Bakırköy Dr. Sadi Konuk Hastanesi’nde transfobi

Trans kadın S.A., İstanbul Bakırköy Dr. Sadi Konuk Eğitim ve Araştırma Hastanesi Enfeksiyon sekreteri tarafından transfobiye maruz bırakıldı. Sekreter S.A.’ya “Tipinize bakmıyorsunuz herhalde, yüzünüze bakamıyorum” dedi.

Kaos GL’den Aslı Alpar’ın haberine göre; Trans kadın S.A., 18 Ocak Çarşamba günü, muayene olmak için gittiği İstanbul Bakırköy Dr. Sadi Konuk Eğitim ve Araştırma Hastanesi’nde transfobiye maruz bırakıldı.

Hastanenin enfeksiyon bölümünde randevusu olan trans kadın S.A., sekreteryadaki sağlık çalışanına kayıt açtırmak istediğini söyledi fakat  S.A. aldığı yanıtı duyamadı. Yanıtı tekrarlamasını rica eden S.A.’ya sağlık çalışanı, “Tipinize bakmıyorsunuz herhalde, yüzünüze bakamıyorum” dedi. 

Hastane polisi şikâyeti almadı, polis ekipleri hastaneye gelmedi

Yaşadığı ayrımcılığı kameraya almak isteyen S.A.’nın yanına gelen hastane polisi S.A.’nın şikâyetini almadı.

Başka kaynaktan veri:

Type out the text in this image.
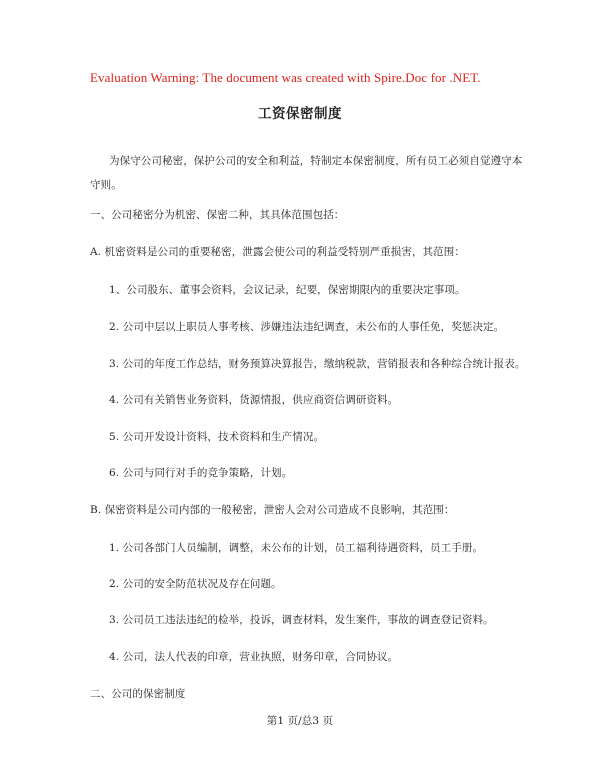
Evaluation Warning: The document was created with Spire.Doc for .NET.
工资保密制度
为保守公司秘密，保护公司的安全和利益，特制定本保密制度，所有员工必须自觉遵守本
守则。
一、公司秘密分为机密、保密二种，其具体范围包括：
A. 机密资料是公司的重要秘密，泄露会使公司的利益受特别严重损害，其范围：
1、公司股东、董事会资料，会议记录，纪要，保密期限内的重要决定事项。
2. 公司中层以上职员人事考核、涉嫌违法违纪调查，未公布的人事任免，奖惩决定。
3. 公司的年度工作总结，财务预算决算报告，缴纳税款，营销报表和各种综合统计报表。
4. 公司有关销售业务资料，货源情报，供应商资信调研资料。
5. 公司开发设计资料，技术资料和生产情况。
6. 公司与同行对手的竞争策略，计划。
B. 保密资料是公司内部的一般秘密，泄密人会对公司造成不良影响，其范围：
1. 公司各部门人员编制，调整，未公布的计划，员工福利待遇资料，员工手册。
2. 公司的安全防范状况及存在问题。
3. 公司员工违法违纪的检举，投诉，调查材料，发生案件，事故的调查登记资料。
4. 公司，法人代表的印章，营业执照，财务印章，合同协议。
二、公司的保密制度
第1 页/总3 页
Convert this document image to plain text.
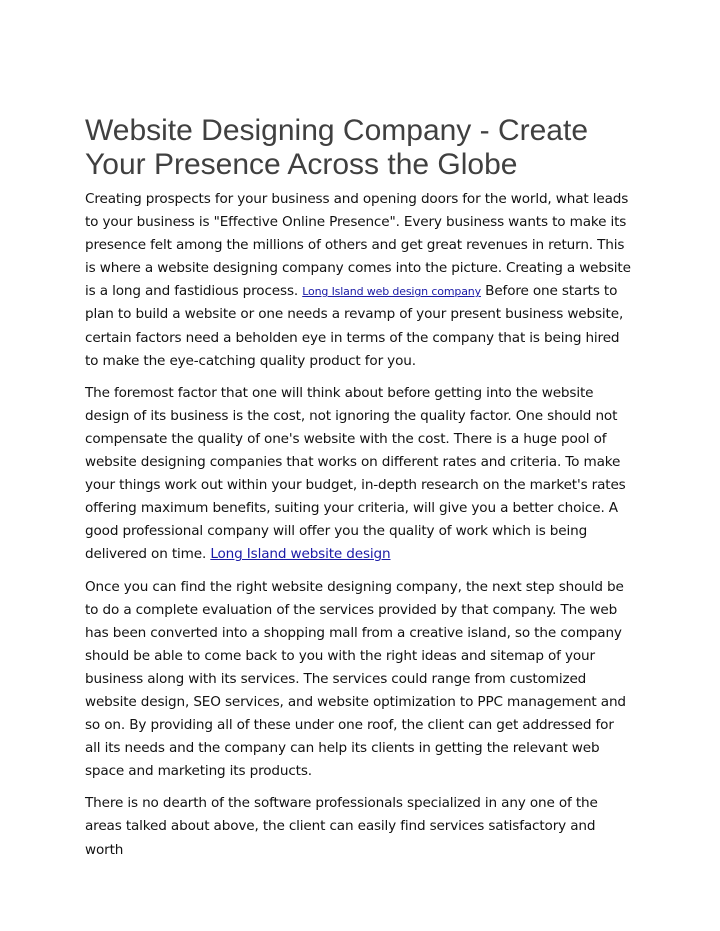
Website Designing Company - Create Your Presence Across the Globe

Creating prospects for your business and opening doors for the world, what leads to your business is "Effective Online Presence". Every business wants to make its presence felt among the millions of others and get great revenues in return. This is where a website designing company comes into the picture. Creating a website is a long and fastidious process. Long Island web design company Before one starts to plan to build a website or one needs a revamp of your present business website, certain factors need a beholden eye in terms of the company that is being hired to make the eye-catching quality product for you.

The foremost factor that one will think about before getting into the website design of its business is the cost, not ignoring the quality factor. One should not compensate the quality of one's website with the cost. There is a huge pool of website designing companies that works on different rates and criteria. To make your things work out within your budget, in-depth research on the market's rates offering maximum benefits, suiting your criteria, will give you a better choice. A good professional company will offer you the quality of work which is being delivered on time. Long Island website design

Once you can find the right website designing company, the next step should be to do a complete evaluation of the services provided by that company. The web has been converted into a shopping mall from a creative island, so the company should be able to come back to you with the right ideas and sitemap of your business along with its services. The services could range from customized website design, SEO services, and website optimization to PPC management and so on. By providing all of these under one roof, the client can get addressed for all its needs and the company can help its clients in getting the relevant web space and marketing its products.

There is no dearth of the software professionals specialized in any one of the areas talked about above, the client can easily find services satisfactory and worth
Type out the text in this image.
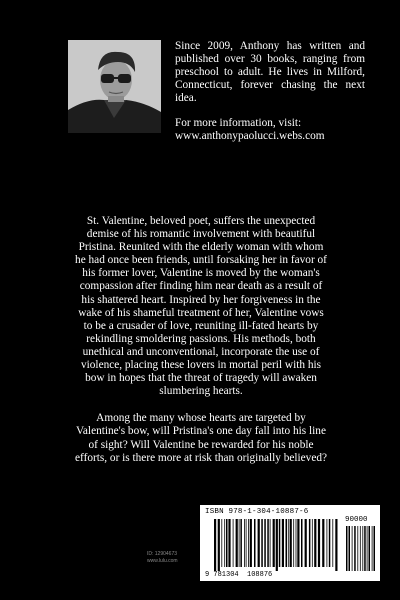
Since 2009, Anthony has written and published over 30 books, ranging from preschool to adult. He lives in Milford, Connecticut, forever chasing the next idea.

For more information, visit:
www.anthonypaolucci.webs.com

St. Valentine, beloved poet, suffers the unexpected demise of his romantic involvement with beautiful Pristina. Reunited with the elderly woman with whom he had once been friends, until forsaking her in favor of his former lover, Valentine is moved by the woman's compassion after finding him near death as a result of his shattered heart. Inspired by her forgiveness in the wake of his shameful treatment of her, Valentine vows to be a crusader of love, reuniting ill-fated hearts by rekindling smoldering passions. His methods, both unethical and unconventional, incorporate the use of violence, placing these lovers in mortal peril with his bow in hopes that the threat of tragedy will awaken slumbering hearts.

Among the many whose hearts are targeted by Valentine's bow, will Pristina's one day fall into his line of sight? Will Valentine be rewarded for his noble efforts, or is there more at risk than originally believed?

ID: 12904673
www.lulu.com
ISBN 978-1-304-10887-6
90000
9 781304 108876
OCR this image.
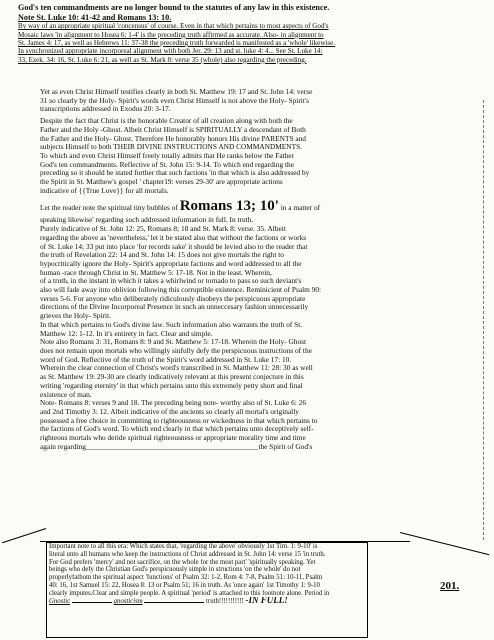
God's ten commandments are no longer bound to the statutes of any law in this existence.
Note St. Luke 10: 41-42 and Romans 13: 10.
By way of an appropriate spiritual 'concensus' of course. Even in that which pertains to most aspects of God's
Mosaic laws 'in alignment to Hosea 6: 1-4' is the preceding truth affirmed as accurate. Also- in alignment to
St. James 4: 17, as well as Hebrews 11: 37-38 the preceding truth forwarded is manifested as a 'whole' likewise.
In synchronized appropriate incorporeal alignment with both Jer. 29: 13 and st. luke 4: 4... See St. Luke 14:
33, Ezek. 34: 16, St. Luke 6: 21, as well as St. Mark 8: verse 35 (whole) also regarding the preceding.
Yet as even Christ Himself testifies clearly in both St. Matthew 19: 17 and St. John 14: verse
31 so clearly by the Holy- Spirit's words even Christ Himself is not above the Holy- Spirit's
transcriptions addressed in Exodus 20: 3-17.
Despite the fact that Christ is the honorable Creator of all creation along with both the
Father and the Holy -Ghost. Albeit Christ Himself is SPIRITUALLY a descendant of Both
the Father and the Holy- Ghost. Therefore He honorably honors His divine PARENTS and
subjects Himself to both THEIR DIVINE INSTRUCTIONS AND COMMANDMENTS.
To which and even Christ Himself freely totally admits that He ranks below the Father
God's ten commandments. Reflective of St. John 15: 9-14. To which end regarding the
preceding so it should be stated further that such factions 'in that which is also addressed by
the Spirit in St. Matthew's gospel ' chapter19: verses 29-30' are appropriate actions
indicative of {{True Love}} for all mortals.
Let the reader note the spiritual tiny bubbles of Romans 13; 10' in a matter of
speaking likewise' regarding such addressed information in full. In truth.
Purely indicative of St. John 12: 25, Romans 8; 18 and St. Mark 8: verse. 35. Albeit
regarding the above as 'nevertheless,' let it be stated also that without the factions or works
of St. Luke 14; 33 put into place 'for records sake' it should be levied also to the reader that
the truth of Revelation 22: 14 and St. John 14: 15 does not give mortals the right to
hypocritically ignore the Holy- Spirit's appropriate factions and word addressed to all the
human -race through Christ in St. Matthew 5: 17-18. Not in the least. Wherein,
of a truth, in the instant in which it takes a whirlwind or tornado to pass so such deviant's
also will fade away into oblivion following this corruptible existence. Reminicient of Psalm 90:
verses 5-6. For anyone who deliberately ridiculously disobeys the perspicuous appropriate
directions of the Divine Incorporeal Presence in such an unneccesary fashion unnecessarily
grieves the Holy- Spirit.
In that which pertains to God's divine law. Such information also warrants the truth of St.
Matthew 12: 1-12. In it's entirety in fact. Clear and simple.
Note also Romans 3: 31, Romans 8: 9 and St. Matthew 5: 17-18. Wherein the Holy- Ghost
does not remain upon mortals who willingly sinfully defy the perspicuous instructions of the
word of God. Reflective of the truth of the Spirit's word addressed in St. Luke 17: 10.
Wherein the clear connection of Christ's word's transcribed in St. Matthew 11: 28: 30 as well
as St. Matthew 19: 29-30 are clearly indicatively relevant at this present conjecture in this
writing 'regarding eternity' in that which pertains unto this extremely petty short and final
existence of man.
Note- Romans 8: verses 9 and 18. The preceding being note- worthy also of St. Luke 6: 26
and 2nd Timothy 3: 12. Albeit indicative of the ancients so clearly all mortal's originally
possessed a free choice in committing to righteousness or wickedness in that which pertains to
the factions of God's word. To which end clearly in that which pertains unto deceptively self-
righteous mortals who deride spiritual righteousness or appropriate morality time and time
again regarding_______________________________________________the Spirit of God's
Important note to all this era: Which states that, 'regarding the above' obviously 1st Tim. 1: 9-10' is
literal unto all humans who keep the instructions of Christ addressed in St. John 14: verse 15 'in truth.
For God prefers 'mercy' and not sacrifice, on the whole for the most part' 'spiritually speaking. Yet
beings who defy the Christian God's perspicuously simple in structions 'on the whole' do not
properlyfathom the spiritual aspect 'functions' of Psalm 32: 1-2, Rom 4: 7-8, Psalm 51: 10-11, Psalm
40: 16, 1st Samuel 15: 22, Hosea 8: 13 or Psalm 51; 16 in truth. As 'once again' 1st Timothy 1: 9-10
clearly imputes.Clear and simple people. A spiritual 'period' is attached to this footnote alone. Period in
Gnostic	gnosticism	truth!!!!!!!!!!! -IN FULL!
201.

Kendisine transfobik davranışlarda bulunan çalışanı şikayet etmek için polisi arayan S.A., ekiplerin yönlendirilmediğini yaklaşık 1 saat hastanede polisin gelmesini beklediğini, tekrar aradığında “kaydınız alınmıştır” denildiğini ancak polisin olay yerine gelmediğini söyledi:

“Sağlık çalışanından şikâyetçi olmak istedim, hastane polisi şikâyetimi almadı. Bunun üzerine polisi aradım, yaklaşık bir saat boyunca geleceğini söyleyen polisleri bekledim, gelmedi. Bu sırada bana hakaret eden sağlık çalışanını bulunduğu yerden aldılar ve yerine kimse de gelmedi, bankoyu da kapattılar. İnsanlar bu bankodan işlem yaptıramadı. Hastanenin Hasta Hakları Birimi’ne başvurdum, umarım gereken yapılır.”

“Bu süreci yalnız yaşayan insanlar için bu ayrımcılık biçimleri çok daha ağır gelir”

S.A., yaşadığı ayrımcılıktan nasıl etkilendiğini şöyle anlattı: 

“Uyum sürecindeyim ve doktorlarım zaten zor olan bu süreci daha kolay atlatabilmem için eve kapanmamam gerektiğini söylüyor. Fakat sokağa çıktığımız anda da başımıza bunlar geliyor. Hakaret, ayrımcılık? Benim sürecimde ailem yanımda, sevdiklerim yanımda, kurulu bir düzenim ve kariyerim var, buna rağmen yaşadığım bu ayrımcılık beni çok kötü etkiledi. Bu süreci yalnız yaşayan insanlar için bu ayrımcılık biçimleri çok daha ağır gelir. Bu ayrımcılığı yaşamamamız gerekir.”